As the year comes to a close, many publications are looking back on the year and assessing our nation’s food safety system. From the Wall Street Journal to USA Today and Reuters, everyone has something to say about the American food supply.
The Wall Street Journal focused today on the USDA and the number of E. coli outbreaks in 2007. Bill Tomson wrote about the Topps E. coli outbreak and the impact it has had on USDA’s food safety policies:
It took one of the largest-ever beef recalls — 21.7 million pounds of frozen hamburger patties linked to severe illnesses — in 2007 to make USDA officials question whether beef processors around the country were following safety guidelines when it came to E. coli contamination. The New Jersey-based Topps Meat Co., the producer behind the massive recall, certainly wasn’t, USDA officials said.

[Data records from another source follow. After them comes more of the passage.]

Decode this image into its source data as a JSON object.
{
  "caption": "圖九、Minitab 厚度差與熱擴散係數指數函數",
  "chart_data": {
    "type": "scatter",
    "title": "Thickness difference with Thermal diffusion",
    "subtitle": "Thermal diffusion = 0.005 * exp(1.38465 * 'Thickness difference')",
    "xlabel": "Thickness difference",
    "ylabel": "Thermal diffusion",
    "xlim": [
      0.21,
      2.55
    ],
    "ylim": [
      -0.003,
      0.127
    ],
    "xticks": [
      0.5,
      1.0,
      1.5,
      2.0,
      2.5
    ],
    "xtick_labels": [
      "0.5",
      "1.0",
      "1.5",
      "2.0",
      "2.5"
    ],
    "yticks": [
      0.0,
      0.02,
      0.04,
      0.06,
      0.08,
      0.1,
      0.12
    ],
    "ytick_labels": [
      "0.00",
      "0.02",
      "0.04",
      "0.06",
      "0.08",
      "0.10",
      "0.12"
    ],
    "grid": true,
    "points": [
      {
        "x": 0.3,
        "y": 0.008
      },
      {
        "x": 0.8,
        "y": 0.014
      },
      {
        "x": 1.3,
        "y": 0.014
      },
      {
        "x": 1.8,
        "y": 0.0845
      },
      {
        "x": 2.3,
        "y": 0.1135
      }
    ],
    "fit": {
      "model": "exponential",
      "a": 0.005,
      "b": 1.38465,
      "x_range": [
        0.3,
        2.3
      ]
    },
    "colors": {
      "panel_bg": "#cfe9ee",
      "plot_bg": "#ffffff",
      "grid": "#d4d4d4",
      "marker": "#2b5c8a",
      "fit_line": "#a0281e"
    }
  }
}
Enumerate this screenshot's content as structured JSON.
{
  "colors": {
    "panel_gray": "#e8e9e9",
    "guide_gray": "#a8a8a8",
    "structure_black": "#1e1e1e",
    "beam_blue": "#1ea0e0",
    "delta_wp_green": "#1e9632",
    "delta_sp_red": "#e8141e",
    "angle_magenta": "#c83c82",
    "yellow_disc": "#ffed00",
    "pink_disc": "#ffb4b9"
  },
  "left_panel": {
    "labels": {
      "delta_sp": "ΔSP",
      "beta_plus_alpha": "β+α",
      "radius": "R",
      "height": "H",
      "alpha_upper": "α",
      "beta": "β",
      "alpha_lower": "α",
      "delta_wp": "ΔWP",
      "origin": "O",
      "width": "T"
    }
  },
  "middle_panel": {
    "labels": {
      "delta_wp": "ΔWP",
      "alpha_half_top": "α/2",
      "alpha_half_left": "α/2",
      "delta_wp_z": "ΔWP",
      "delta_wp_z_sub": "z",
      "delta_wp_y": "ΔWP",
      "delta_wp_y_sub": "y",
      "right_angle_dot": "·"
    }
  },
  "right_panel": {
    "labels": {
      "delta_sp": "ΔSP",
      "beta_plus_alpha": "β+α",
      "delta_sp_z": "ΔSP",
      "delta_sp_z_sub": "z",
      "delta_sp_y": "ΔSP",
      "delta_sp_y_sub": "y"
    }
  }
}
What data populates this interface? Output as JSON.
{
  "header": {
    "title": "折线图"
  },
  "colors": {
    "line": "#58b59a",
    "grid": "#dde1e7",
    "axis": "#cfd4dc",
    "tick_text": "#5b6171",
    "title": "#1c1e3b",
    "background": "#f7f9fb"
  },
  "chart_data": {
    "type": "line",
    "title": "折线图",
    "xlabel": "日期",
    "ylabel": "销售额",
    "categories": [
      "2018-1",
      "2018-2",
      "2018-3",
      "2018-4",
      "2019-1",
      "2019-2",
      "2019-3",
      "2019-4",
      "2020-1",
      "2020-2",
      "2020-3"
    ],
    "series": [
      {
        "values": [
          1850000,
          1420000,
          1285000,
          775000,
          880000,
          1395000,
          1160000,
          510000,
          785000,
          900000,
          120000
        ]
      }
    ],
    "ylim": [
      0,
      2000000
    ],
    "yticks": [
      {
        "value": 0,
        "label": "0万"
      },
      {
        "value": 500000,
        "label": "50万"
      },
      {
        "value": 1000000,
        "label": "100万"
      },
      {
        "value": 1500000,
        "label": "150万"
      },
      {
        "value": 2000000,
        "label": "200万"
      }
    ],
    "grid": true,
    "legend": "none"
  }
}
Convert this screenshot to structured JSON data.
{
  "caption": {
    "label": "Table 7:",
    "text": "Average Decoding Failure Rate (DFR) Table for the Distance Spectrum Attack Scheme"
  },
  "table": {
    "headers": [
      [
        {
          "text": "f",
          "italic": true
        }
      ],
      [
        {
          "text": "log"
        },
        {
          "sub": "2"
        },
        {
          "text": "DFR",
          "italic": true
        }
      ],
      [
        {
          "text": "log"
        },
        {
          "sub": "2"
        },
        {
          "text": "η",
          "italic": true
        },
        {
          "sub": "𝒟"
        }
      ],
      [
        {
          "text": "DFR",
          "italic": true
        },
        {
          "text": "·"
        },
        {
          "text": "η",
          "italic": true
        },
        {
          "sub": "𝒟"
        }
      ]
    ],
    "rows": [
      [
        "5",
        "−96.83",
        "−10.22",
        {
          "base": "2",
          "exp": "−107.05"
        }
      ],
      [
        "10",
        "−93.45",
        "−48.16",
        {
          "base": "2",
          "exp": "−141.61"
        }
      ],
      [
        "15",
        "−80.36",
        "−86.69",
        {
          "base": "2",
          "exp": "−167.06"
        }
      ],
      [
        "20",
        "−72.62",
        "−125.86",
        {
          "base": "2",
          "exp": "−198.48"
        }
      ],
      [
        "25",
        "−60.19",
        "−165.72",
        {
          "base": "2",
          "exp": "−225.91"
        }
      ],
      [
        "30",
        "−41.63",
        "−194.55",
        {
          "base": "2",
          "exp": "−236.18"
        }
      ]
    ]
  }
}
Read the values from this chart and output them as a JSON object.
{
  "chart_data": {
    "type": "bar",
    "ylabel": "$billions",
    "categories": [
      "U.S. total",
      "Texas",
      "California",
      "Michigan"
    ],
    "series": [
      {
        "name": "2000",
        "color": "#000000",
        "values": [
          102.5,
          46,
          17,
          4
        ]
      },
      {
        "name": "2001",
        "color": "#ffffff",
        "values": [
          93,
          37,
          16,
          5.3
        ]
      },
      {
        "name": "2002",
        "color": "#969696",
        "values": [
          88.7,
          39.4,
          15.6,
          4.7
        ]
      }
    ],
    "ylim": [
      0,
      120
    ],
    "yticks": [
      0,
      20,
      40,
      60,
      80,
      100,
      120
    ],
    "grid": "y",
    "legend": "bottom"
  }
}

"When we sent food-safety assessors into the Topps plant, we found that their policies they had in place were not being followed nearly as vigorously as they had been just two years ago when we did a food-safety assessment in the same plant," USDA Under Secretary for Food Safety Richard Raymond said in an interview.
The Topps event led to several tough questions. The first was whether the Topps situation was unique.
"We don’t know if Topps was the tip of the iceberg and other plants have gotten sloppy, or Topps was kind of an isolated incident," Mr. Raymond said.
USA Today focused on under-funding at the FDA and what that means for American consumers purchasing food products regulated by FDA. Julie Schmidt wrote:
The appropriation is 12% more than the agency got for food safety in fiscal 2007. But half the increase will be eaten up by annual cost increases, including pay raises, and the FDA won’t get the other half until July — and only then if it has a performance plan in place that lawmakers find adequate.
"In the budget climate we’re in, any increase is better than nothing," says Scott Faber of the Grocery Manufacturers Association, which represents foodmakers. "But we’re disappointed and surprised in light of soaring imports and declining consumer confidence." A broad coalition of groups, including the GMA, have pushed for bigger food-safety increases in the past year because of a string of high-profile food recalls. The Coalition for a Stronger FDA, which includes three former secretaries of Health and Human Services, which oversees the FDA, has sought 15% increases for the FDA for each of the next five years.
And Reuters carried an article about foods imported from China and Americans’ worries about foodborne illness coming from Chinese imports. Missy Ryan wrote:
China is struggling to meet food safety demands from trading partners as it slowly modernizes a food production system still rooted in small-scale family farms, U.S. and Chinese officials said on Tuesday.
"China is a country in economic transition and it has a mixture of traditional problems and modern problems that both coexist," Wu Yongning, an official at the Chinese Center for Disease Control and Prevention, said in a seminar on food safety at a Washington think tank.
Those problems, he said, now range from improper food preparation on family-run farms to shortcuts taken on industrial chicken farms.